Bosnia: Reluctant to appear to renege on the pledge that US troops would remain only one year in Bosnia, the president finessed the question during the campaign while quietly preparing for a more extended deployment. The issue should now be faced squarely; US troops are still needed as part of the NATO force in Bosnia if the troops of other countries are to remain and a new war is to be averted.

Moscow's nuclear arms: A clash of political ideologies stood in the way of implementing the dismantling of Russia's nuclear arsenal. The last Congress, still affected by the cold war, balked at appropriating the required funds, calling the program "aid to Russia." Many in Congress preferred to spend far more on a new missile defense system rather than deal with the nuclear threat that exists. That anomaly needs to be reconsidered.

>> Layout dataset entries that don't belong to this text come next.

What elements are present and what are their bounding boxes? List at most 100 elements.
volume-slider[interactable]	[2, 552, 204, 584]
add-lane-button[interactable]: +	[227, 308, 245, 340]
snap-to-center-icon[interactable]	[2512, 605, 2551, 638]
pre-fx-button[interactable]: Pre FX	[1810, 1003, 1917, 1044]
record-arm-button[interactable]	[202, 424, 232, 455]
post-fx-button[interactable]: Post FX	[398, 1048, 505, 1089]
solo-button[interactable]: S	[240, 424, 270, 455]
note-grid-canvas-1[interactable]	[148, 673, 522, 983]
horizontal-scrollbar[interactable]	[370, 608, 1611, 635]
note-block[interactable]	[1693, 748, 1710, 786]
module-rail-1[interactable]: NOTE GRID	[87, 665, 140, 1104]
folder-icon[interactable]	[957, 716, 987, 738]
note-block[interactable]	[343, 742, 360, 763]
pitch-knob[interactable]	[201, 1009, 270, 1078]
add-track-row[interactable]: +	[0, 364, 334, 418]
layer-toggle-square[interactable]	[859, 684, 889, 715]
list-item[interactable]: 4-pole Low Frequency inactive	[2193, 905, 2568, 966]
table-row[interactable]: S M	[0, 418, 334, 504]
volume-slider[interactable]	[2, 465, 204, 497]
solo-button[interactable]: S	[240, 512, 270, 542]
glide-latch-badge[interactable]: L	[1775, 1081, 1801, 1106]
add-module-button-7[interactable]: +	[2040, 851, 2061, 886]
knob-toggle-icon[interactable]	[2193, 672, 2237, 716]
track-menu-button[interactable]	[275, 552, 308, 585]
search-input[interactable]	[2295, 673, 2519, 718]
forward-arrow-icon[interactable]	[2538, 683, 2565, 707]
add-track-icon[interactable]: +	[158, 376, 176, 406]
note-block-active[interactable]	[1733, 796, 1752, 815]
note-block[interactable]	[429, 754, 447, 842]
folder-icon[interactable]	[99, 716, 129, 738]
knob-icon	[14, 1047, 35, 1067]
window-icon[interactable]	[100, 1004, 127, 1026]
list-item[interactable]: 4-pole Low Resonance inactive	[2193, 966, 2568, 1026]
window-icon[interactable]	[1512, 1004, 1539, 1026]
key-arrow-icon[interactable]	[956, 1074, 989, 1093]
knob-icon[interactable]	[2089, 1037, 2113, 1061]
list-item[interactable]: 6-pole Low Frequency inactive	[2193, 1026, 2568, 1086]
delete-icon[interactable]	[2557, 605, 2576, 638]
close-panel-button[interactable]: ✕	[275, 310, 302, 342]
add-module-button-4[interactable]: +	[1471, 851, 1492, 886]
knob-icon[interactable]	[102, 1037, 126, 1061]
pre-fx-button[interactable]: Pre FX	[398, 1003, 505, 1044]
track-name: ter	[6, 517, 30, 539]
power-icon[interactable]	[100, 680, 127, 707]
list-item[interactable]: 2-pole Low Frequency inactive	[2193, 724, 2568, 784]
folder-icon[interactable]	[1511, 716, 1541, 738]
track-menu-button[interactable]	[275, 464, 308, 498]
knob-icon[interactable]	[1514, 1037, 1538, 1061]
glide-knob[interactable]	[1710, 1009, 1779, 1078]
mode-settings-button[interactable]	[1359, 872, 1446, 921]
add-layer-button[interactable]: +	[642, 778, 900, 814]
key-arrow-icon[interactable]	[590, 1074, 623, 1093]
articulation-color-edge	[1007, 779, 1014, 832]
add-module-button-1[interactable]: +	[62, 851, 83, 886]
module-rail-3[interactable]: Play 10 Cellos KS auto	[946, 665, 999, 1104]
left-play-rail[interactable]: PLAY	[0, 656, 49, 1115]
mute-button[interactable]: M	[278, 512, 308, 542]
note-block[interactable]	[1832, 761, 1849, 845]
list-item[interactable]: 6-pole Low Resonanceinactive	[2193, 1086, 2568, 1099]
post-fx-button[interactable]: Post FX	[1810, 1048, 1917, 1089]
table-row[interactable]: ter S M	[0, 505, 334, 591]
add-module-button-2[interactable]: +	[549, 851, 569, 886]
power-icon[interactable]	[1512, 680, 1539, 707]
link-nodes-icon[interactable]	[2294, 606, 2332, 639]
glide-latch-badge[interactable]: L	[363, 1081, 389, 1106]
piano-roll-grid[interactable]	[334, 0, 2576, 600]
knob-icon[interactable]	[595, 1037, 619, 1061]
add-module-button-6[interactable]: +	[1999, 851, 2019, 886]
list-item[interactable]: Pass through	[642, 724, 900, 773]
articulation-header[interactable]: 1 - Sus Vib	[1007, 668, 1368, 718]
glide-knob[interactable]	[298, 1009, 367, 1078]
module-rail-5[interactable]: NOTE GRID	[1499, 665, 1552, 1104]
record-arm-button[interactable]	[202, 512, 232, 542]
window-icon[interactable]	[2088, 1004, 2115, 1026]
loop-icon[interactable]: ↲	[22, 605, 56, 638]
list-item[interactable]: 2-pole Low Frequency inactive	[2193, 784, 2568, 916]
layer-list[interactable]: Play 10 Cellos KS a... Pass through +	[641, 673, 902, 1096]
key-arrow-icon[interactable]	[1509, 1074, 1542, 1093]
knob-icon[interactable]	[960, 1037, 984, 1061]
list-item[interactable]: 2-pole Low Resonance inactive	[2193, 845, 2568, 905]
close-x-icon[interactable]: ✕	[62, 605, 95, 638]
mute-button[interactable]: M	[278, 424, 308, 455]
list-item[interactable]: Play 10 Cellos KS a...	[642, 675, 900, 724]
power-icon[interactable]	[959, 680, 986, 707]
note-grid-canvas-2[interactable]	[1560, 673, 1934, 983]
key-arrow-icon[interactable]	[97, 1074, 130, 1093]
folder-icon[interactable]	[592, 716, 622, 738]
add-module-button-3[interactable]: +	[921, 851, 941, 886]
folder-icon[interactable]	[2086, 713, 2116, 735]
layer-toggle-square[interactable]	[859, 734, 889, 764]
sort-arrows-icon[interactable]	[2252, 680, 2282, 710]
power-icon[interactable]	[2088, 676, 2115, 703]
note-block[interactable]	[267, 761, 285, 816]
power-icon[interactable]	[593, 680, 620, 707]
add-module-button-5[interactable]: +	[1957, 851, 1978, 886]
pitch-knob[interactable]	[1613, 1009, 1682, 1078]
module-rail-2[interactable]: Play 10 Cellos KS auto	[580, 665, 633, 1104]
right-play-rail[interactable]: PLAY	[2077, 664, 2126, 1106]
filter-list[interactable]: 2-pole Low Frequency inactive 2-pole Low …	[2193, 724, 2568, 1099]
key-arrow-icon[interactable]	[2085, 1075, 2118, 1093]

Middle East peace: Presumably less inhibited by voting and fund-raising concerns, the administration is now in a position to make clearer its strong support for implementing the provisions of the Oslo declaration of principles. This could begin by a more forthcoming position in both the White House and Congress on aid to the new Palestinian Authority and a firm stand on Jewish settlements as an obstacle to peace.

Cuba: President Clinton, conscious of electoral politics, reluctantly signed the Helms-Burton legislation penalizing others, including close allies, for dealing with Cuba. In light of the total lack of support from other countries and only moderate evidence of impact on Cuba, it is time to rethink this approach. Any review will be strongly opposed by the bill's author, reelected Sen. Jesse Helms, but without such reconsideration the US faces an extended period of legal and diplomatic challenges and a block on development of alternative policies toward Fidel Castro.

NATO expansion: The strong support in the administration and Congress for NATO expansion arose in part from the desire to win votes among Eastern European ethnic groups in the US. With the election past, it would be wise to think more seriously whether the American public is truly prepared to extend its commitment to use force to the borders of Ukraine. A US Senate rejection of such a pledge, after hopes have been raised in Europe, could spell disaster for US credibility.

Relations with the UN: Even after the election, the strong antagonism toward the United Nations and its Secretary- General, Boutros Boutros-Ghali, remains. Away from the heat of campaign politics, however, the administration should find a graceful way out of the embarrassment of US arrearage in contributing to the UN budget and the abrupt rejection of a further term for Mr. Boutros-Ghali. Neither posture helps Washington in pursuing its international agenda.

Diplomatic readiness: Because of the preelection "balance the budget" syndrome, the administration apparently has been unwilling to press to reverse the disastrous decline in funding for the Department of State and essential resources to support foreign policy. This unwillingness resulted, for example, in the administration's refusal to seek $1 million from Congress to assist Kurdish factions, a sum that might have prevented one faction from turning to Saddam Hussein. Washington was more prepared to spend 20 times that amount on missiles fired into Iraq because such an expenditure was from military funds already appropriated. The closing of posts and downsizing of the diplomatic establishment mean US diplomats will become little more than housekeepers for other government agencies. Is this what the country wants?

Election campaigns distort US foreign policymaking. Domestic politics will always be a factor, whether in the executive or the legislative branch. The constitutional cycle, however, provides windows between elections when policymaking decisions should be less dominated by political fears. Such a time has come and should be used to correct politically motivated errors of the past two years.

*David D. Newsom, former undersecretary of state, is Cumming Memorial Professor of International Affairs at the University of Virginia.